THE Department of Justice has started the conduct of electronic inquests, or e-inquests, in handling complaints filed against violators of guidelines for the Luzon-wide enhanced community quarantine, particularly strict rules on home quarantine and social distancing.
Justice Secretary Menardo Guevarra said the e-inquest follows the same procedure as a regular inquest proceeding, except that prosecutors hear the cases via tele-conferencing.
“It’s just the same procedure but done online among Internet-capable PNP units, courts and prosecution offices,” Guevarra said.
Inquest proceedings are done when an arrest was made without a warrant of arrest.
Prosecutor General Benedicto Malcontento said the National Prosecution Service (NPS) started the e-inquest last Friday.
“It is now implemented nationwide. They can be used in any app or platform as long as it can comply with the basic requirements of the procedure,” Malcontento, head of the NPS, said.

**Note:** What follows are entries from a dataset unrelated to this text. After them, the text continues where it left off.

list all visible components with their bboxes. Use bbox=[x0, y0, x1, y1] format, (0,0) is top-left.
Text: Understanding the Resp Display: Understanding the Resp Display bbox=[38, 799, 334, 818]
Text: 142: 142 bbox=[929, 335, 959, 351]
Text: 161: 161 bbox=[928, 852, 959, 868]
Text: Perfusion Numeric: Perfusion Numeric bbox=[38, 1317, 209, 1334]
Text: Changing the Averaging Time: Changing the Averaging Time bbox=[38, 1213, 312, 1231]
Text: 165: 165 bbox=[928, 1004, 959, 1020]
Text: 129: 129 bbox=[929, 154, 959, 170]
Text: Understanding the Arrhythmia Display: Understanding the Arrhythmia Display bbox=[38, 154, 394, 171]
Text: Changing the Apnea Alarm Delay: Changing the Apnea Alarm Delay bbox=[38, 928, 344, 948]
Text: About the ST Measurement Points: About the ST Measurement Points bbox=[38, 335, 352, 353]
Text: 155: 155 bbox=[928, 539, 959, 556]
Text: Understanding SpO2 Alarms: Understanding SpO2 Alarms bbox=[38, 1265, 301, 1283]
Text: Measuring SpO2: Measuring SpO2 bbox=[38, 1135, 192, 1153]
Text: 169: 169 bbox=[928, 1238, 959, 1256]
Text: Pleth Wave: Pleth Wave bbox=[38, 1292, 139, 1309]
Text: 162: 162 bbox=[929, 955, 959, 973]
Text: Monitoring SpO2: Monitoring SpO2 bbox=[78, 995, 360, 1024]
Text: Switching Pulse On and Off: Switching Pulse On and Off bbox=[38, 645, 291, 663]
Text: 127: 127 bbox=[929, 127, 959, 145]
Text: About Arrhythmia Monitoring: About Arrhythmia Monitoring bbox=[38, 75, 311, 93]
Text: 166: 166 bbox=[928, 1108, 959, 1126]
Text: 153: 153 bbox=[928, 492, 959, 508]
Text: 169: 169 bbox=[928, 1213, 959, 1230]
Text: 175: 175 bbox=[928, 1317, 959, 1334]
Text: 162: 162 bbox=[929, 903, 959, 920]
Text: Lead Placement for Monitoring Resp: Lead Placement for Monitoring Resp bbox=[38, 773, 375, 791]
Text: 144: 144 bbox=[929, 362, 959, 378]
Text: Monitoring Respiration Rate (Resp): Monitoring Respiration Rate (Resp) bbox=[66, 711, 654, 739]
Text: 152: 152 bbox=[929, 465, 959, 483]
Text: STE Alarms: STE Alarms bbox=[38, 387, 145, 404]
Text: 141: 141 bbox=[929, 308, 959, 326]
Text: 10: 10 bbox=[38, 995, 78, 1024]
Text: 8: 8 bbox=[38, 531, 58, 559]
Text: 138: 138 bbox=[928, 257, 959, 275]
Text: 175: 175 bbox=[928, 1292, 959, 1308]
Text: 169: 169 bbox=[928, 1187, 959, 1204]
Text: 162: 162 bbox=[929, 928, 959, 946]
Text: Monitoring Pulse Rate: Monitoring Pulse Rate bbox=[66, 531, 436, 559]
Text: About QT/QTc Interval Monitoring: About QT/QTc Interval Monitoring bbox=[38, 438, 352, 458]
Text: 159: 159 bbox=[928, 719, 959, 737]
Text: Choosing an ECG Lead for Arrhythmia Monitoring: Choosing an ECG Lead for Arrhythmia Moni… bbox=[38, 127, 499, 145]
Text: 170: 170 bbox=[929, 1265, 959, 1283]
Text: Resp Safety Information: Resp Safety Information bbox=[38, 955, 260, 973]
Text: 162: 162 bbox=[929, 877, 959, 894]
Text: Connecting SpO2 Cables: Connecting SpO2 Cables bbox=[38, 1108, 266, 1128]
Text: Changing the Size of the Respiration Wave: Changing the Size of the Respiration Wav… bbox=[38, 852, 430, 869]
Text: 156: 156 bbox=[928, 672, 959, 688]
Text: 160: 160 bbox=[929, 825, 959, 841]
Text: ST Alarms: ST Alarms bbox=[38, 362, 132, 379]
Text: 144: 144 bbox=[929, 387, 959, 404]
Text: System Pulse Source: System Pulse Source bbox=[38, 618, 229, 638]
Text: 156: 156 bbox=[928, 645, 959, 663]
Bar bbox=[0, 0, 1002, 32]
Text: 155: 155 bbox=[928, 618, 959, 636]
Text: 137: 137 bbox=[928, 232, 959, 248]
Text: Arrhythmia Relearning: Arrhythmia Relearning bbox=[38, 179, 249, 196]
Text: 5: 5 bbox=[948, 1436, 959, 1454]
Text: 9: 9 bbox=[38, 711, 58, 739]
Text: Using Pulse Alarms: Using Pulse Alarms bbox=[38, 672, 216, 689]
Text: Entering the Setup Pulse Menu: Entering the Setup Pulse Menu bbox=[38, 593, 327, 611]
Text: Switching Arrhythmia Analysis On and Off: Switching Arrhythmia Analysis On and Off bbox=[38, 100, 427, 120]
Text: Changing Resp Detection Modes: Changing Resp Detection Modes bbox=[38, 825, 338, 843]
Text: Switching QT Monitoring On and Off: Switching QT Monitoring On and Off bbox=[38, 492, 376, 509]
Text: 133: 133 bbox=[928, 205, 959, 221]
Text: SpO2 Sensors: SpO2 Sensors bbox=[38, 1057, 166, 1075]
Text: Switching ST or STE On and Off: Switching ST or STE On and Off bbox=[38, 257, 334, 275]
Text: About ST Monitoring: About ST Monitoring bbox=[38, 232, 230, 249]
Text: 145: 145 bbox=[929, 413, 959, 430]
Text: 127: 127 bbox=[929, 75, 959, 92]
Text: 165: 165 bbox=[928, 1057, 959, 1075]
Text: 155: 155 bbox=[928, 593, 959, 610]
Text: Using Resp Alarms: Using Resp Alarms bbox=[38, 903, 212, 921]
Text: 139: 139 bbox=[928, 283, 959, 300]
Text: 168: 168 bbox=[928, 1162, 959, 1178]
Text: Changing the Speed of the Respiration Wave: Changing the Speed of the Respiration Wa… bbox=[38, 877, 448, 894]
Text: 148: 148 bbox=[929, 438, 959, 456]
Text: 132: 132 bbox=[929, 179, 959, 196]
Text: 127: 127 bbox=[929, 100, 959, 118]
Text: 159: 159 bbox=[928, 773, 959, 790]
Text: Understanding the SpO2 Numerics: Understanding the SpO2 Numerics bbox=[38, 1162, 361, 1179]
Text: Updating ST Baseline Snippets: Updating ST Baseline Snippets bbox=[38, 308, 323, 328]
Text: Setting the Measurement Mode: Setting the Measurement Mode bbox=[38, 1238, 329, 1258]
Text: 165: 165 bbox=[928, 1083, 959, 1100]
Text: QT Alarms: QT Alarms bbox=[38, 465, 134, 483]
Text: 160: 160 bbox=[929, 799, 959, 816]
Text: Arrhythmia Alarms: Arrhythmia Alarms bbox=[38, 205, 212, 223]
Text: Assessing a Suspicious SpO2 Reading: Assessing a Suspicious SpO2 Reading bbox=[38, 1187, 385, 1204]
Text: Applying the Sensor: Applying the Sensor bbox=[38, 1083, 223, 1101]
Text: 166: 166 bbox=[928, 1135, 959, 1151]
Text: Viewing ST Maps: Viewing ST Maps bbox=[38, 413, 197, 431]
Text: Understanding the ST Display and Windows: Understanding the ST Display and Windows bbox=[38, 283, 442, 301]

Malcontento said the move was initiated not only by the DOJ but by other law enforcement authorities as well.
In the absence of internet connection or online facilities in police stations, the regular direct filing of cases will be done by police investigators.
While courts and prosecution offices have been closed since March 23 in compliance with the lockdown guidelines, Guevarra said inquest prosecutors are on “on call basis.”
Justice Undersecretary Markk Perete said that after the conduct of an e-inquest, prosecutors “may dismiss the complaint, file an information before the court or order the conduct of a regular preliminary proceedings.”
“Regular preliminary investigation which commences after a complaint is filed, applies in cases not covered by warrantless arrest. E-inquest applies to those caught pursuant to warrantless arrests,” Perete added.